There are various types of reconstruction of gastrointestinal continuity after gastric resection. It seems that insufficient attention has been paid to how the geometry and flow conditions affect the gastroduodenal system after distal gastric resection. Also, intraluminal pressure can be the dominant cause of duodenal suture dehiscence, but still many pathological mechanisms involved in this surgical problem remain unclear.
A research article to be published on April 28, 2009 in the World Journal of Gastroenterology addresses this question. The research team led by Prof.
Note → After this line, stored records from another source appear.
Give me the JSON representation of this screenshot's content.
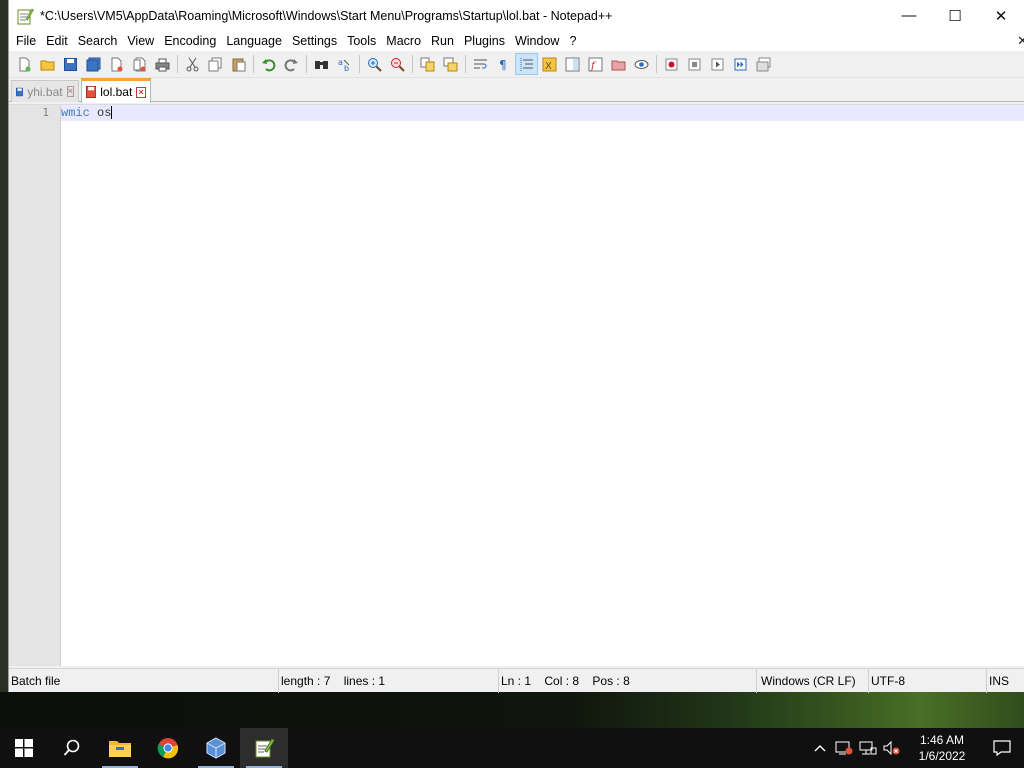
{
  "window": {
    "title": "*C:\\Users\\VM5\\AppData\\Roaming\\Microsoft\\Windows\\Start Menu\\Programs\\Startup\\lol.bat - Notepad++",
    "minimize_glyph": "—",
    "maximize_glyph": "☐",
    "close_glyph": "✕"
  },
  "menu": {
    "items": [
      "File",
      "Edit",
      "Search",
      "View",
      "Encoding",
      "Language",
      "Settings",
      "Tools",
      "Macro",
      "Run",
      "Plugins",
      "Window",
      "?"
    ],
    "close_glyph": "✕"
  },
  "toolbar": {
    "icons": [
      "new-file-icon",
      "open-file-icon",
      "save-icon",
      "save-all-icon",
      "close-icon",
      "close-all-icon",
      "print-icon",
      "cut-icon",
      "copy-icon",
      "paste-icon",
      "undo-icon",
      "redo-icon",
      "find-icon",
      "replace-icon",
      "zoom-in-icon",
      "zoom-out-icon",
      "sync-vertical-icon",
      "sync-horizontal-icon",
      "word-wrap-icon",
      "show-all-characters-icon",
      "indent-guide-icon",
      "user-language-icon",
      "document-map-icon",
      "function-list-icon",
      "folder-as-workspace-icon",
      "monitoring-icon",
      "record-macro-icon",
      "stop-macro-icon",
      "play-macro-icon",
      "run-macro-multiple-icon",
      "save-macro-icon"
    ]
  },
  "tabs": [
    {
      "label": "yhi.bat",
      "active": false,
      "saved": true
    },
    {
      "label": "lol.bat",
      "active": true,
      "saved": false
    }
  ],
  "editor": {
    "line_number": "1",
    "code_keyword": "wmic",
    "code_rest": " os"
  },
  "statusbar": {
    "file_type": "Batch file",
    "length": "length : 7",
    "lines": "lines : 1",
    "ln": "Ln : 1",
    "col": "Col : 8",
    "pos": "Pos : 8",
    "eol": "Windows (CR LF)",
    "encoding": "UTF-8",
    "mode": "INS"
  },
  "taskbar": {
    "apps": [
      "file-explorer-icon",
      "chrome-icon",
      "virtualbox-icon",
      "notepadpp-icon"
    ],
    "clock_time": "1:46 AM",
    "clock_date": "1/6/2022"
  },
  "colors": {
    "tab_accent": "#f9a33b",
    "keyword": "#3a7fc2",
    "current_line": "#e8e8ff",
    "taskbar": "#101010"
  }
}
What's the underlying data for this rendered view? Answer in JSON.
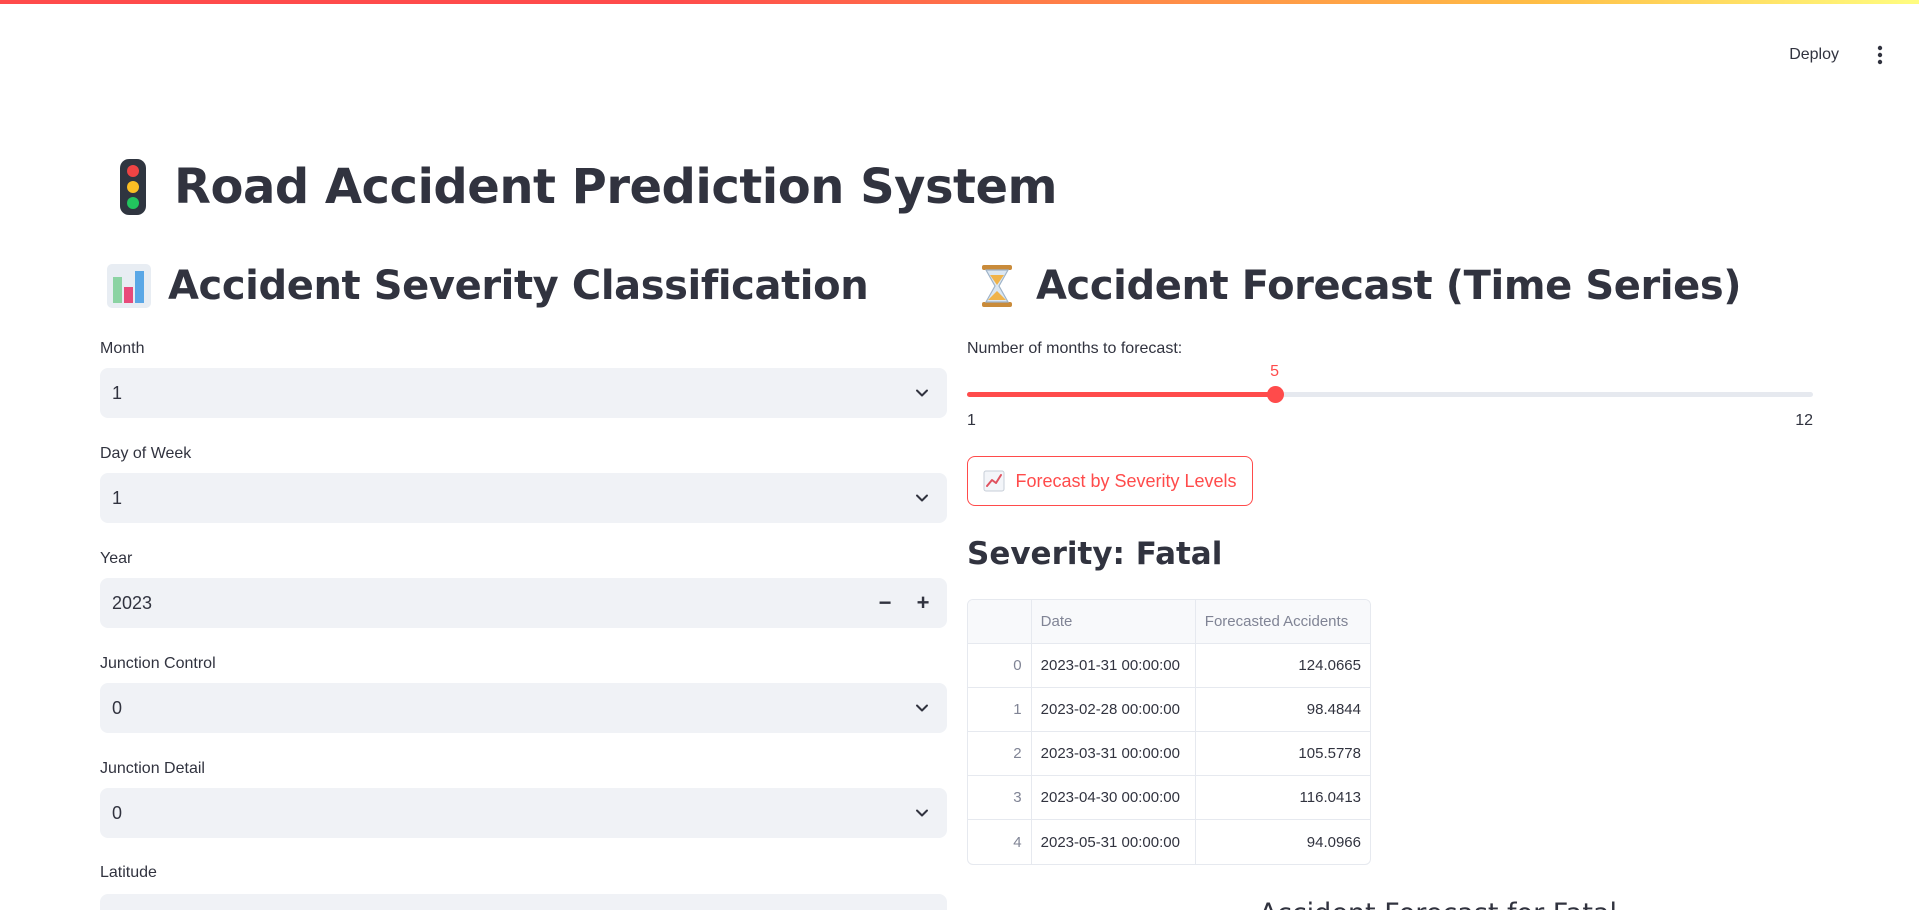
{
  "app": {
    "title": "Road Accident Prediction System",
    "deploy_label": "Deploy",
    "accent_color": "#ff4b4b"
  },
  "left": {
    "heading": "Accident Severity Classification",
    "heading_icon": "bar-chart-icon",
    "fields": {
      "month": {
        "label": "Month",
        "value": "1"
      },
      "day_of_week": {
        "label": "Day of Week",
        "value": "1"
      },
      "year": {
        "label": "Year",
        "value": "2023",
        "decrement": "−",
        "increment": "+"
      },
      "junction_control": {
        "label": "Junction Control",
        "value": "0"
      },
      "junction_detail": {
        "label": "Junction Detail",
        "value": "0"
      },
      "latitude": {
        "label": "Latitude"
      }
    }
  },
  "right": {
    "heading": "Accident Forecast (Time Series)",
    "heading_icon": "hourglass-icon",
    "slider": {
      "label": "Number of months to forecast:",
      "value": 5,
      "min": 1,
      "max": 12
    },
    "forecast_button_label": "Forecast by Severity Levels",
    "forecast_button_icon": "trend-chart-icon",
    "severity_heading": "Severity: Fatal",
    "table": {
      "columns": [
        "",
        "Date",
        "Forecasted Accidents"
      ],
      "rows": [
        [
          "0",
          "2023-01-31 00:00:00",
          "124.0665"
        ],
        [
          "1",
          "2023-02-28 00:00:00",
          "98.4844"
        ],
        [
          "2",
          "2023-03-31 00:00:00",
          "105.5778"
        ],
        [
          "3",
          "2023-04-30 00:00:00",
          "116.0413"
        ],
        [
          "4",
          "2023-05-31 00:00:00",
          "94.0966"
        ]
      ]
    },
    "chart_title_partial": "Accident Forecast for Fatal"
  }
}
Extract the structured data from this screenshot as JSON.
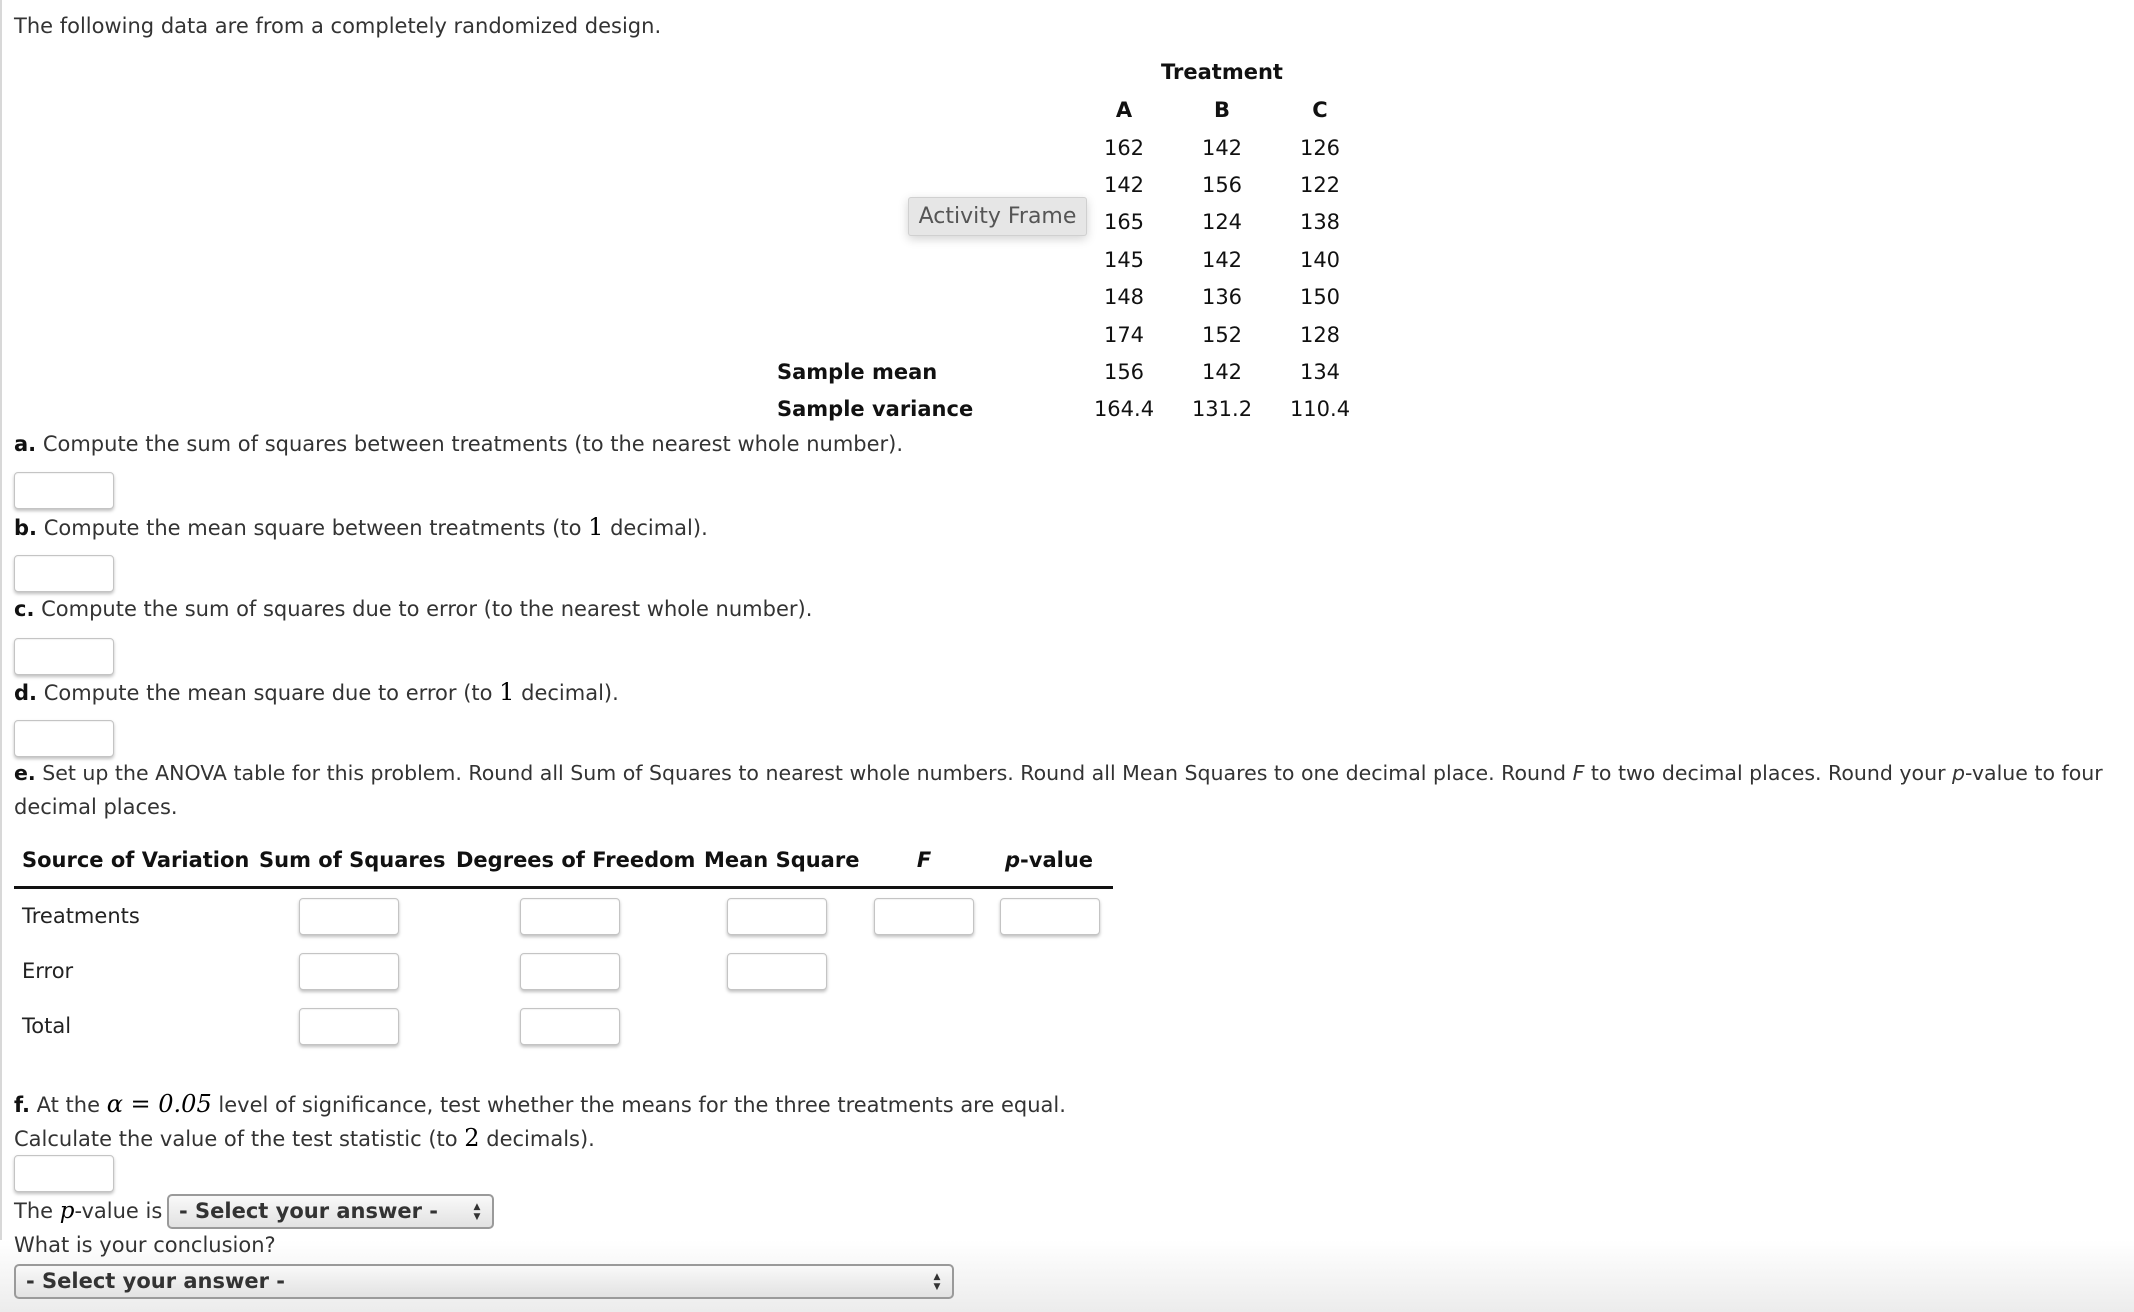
{
  "intro": "The following data are from a completely randomized design.",
  "overlay_button": "Activity Frame",
  "data_table": {
    "group_header": "Treatment",
    "columns": [
      "A",
      "B",
      "C"
    ],
    "rows": [
      [
        "162",
        "142",
        "126"
      ],
      [
        "142",
        "156",
        "122"
      ],
      [
        "165",
        "124",
        "138"
      ],
      [
        "145",
        "142",
        "140"
      ],
      [
        "148",
        "136",
        "150"
      ],
      [
        "174",
        "152",
        "128"
      ]
    ],
    "summary": [
      {
        "label": "Sample mean",
        "values": [
          "156",
          "142",
          "134"
        ]
      },
      {
        "label": "Sample variance",
        "values": [
          "164.4",
          "131.2",
          "110.4"
        ]
      }
    ]
  },
  "questions": {
    "a": {
      "letter": "a.",
      "text": " Compute the sum of squares between treatments (to the nearest whole number).",
      "value": ""
    },
    "b": {
      "letter": "b.",
      "pre": " Compute the mean square between treatments (to ",
      "num": "1",
      "post": " decimal).",
      "value": ""
    },
    "c": {
      "letter": "c.",
      "text": " Compute the sum of squares due to error (to the nearest whole number).",
      "value": ""
    },
    "d": {
      "letter": "d.",
      "pre": " Compute the mean square due to error (to ",
      "num": "1",
      "post": " decimal).",
      "value": ""
    },
    "e": {
      "letter": "e.",
      "t1": " Set up the ANOVA table for this problem. Round all Sum of Squares to nearest whole numbers. Round all Mean Squares to one decimal place. Round ",
      "F": "F",
      "t2": " to two decimal places. Round your ",
      "p": "p",
      "t3": "-value to four",
      "line2": "decimal places."
    },
    "f": {
      "letter": "f.",
      "pre": " At the ",
      "alpha": "α = 0.05",
      "post": " level of significance, test whether the means for the three treatments are equal.",
      "calc_pre": "Calculate the value of the test statistic (to ",
      "calc_num": "2",
      "calc_post": " decimals).",
      "value": "",
      "pvalue_pre": "The ",
      "pvalue_p": "p",
      "pvalue_post": "-value is",
      "pvalue_select": "- Select your answer -",
      "conclusion_label": "What is your conclusion?",
      "conclusion_select": "- Select your answer -"
    }
  },
  "anova": {
    "headers": [
      "Source of Variation",
      "Sum of Squares",
      "Degrees of Freedom",
      "Mean Square",
      "F",
      "p-value"
    ],
    "rows": [
      {
        "label": "Treatments",
        "ss": "",
        "df": "",
        "ms": "",
        "f": "",
        "p": ""
      },
      {
        "label": "Error",
        "ss": "",
        "df": "",
        "ms": ""
      },
      {
        "label": "Total",
        "ss": "",
        "df": ""
      }
    ]
  }
}
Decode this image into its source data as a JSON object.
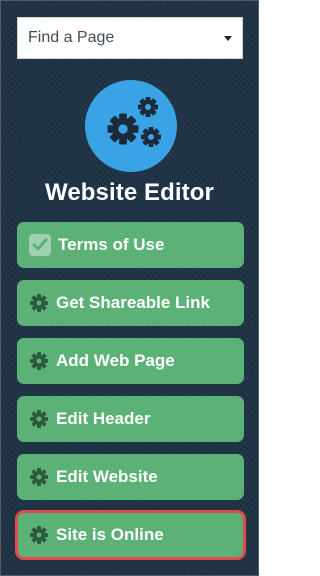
{
  "find_page": {
    "label": "Find a Page"
  },
  "header": {
    "logo_icon": "gears-icon",
    "title": "Website Editor"
  },
  "nav": {
    "items": [
      {
        "label": "Terms of Use",
        "icon": "check-icon"
      },
      {
        "label": "Get Shareable Link",
        "icon": "gear-icon"
      },
      {
        "label": "Add Web Page",
        "icon": "gear-icon"
      },
      {
        "label": "Edit Header",
        "icon": "gear-icon"
      },
      {
        "label": "Edit Website",
        "icon": "gear-icon"
      },
      {
        "label": "Site is Online",
        "icon": "gear-icon"
      }
    ]
  },
  "colors": {
    "background": "#1f3346",
    "button": "#5cb176",
    "logo_circle": "#3aa3e6",
    "highlight_border": "#e34b4b"
  }
}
Filipovic from University of Kragujevac used computer simulation, which was based on a finite element method, to study flow and mixing in the duodenal junction after distal gastric resection and a Billroth 2 procedure.
Using the finite element method, two different Billroth 2 procedure cases (A and B) were modeled. Case A was defined with a shorter and almost straight duodenal section, while case B has a much longer and curved duodenal section. Velocity, pressure and food concentration distribution were determined and the numerical results were compared with experimental observations.
The pressure distribution obtained by numerical simulation was in the range of the recorded experimental results. They found that case A had a more favorable pressure distribution in comparison with case B. However, case B had better performance in terms of food transport because of more continual food distribution, as well as better emptying of the duodenal section. This study offers insight into the transport process within the duodenal stump section after surgical intervention, which can be useful for future patient-specific predictions of a surgical outcome.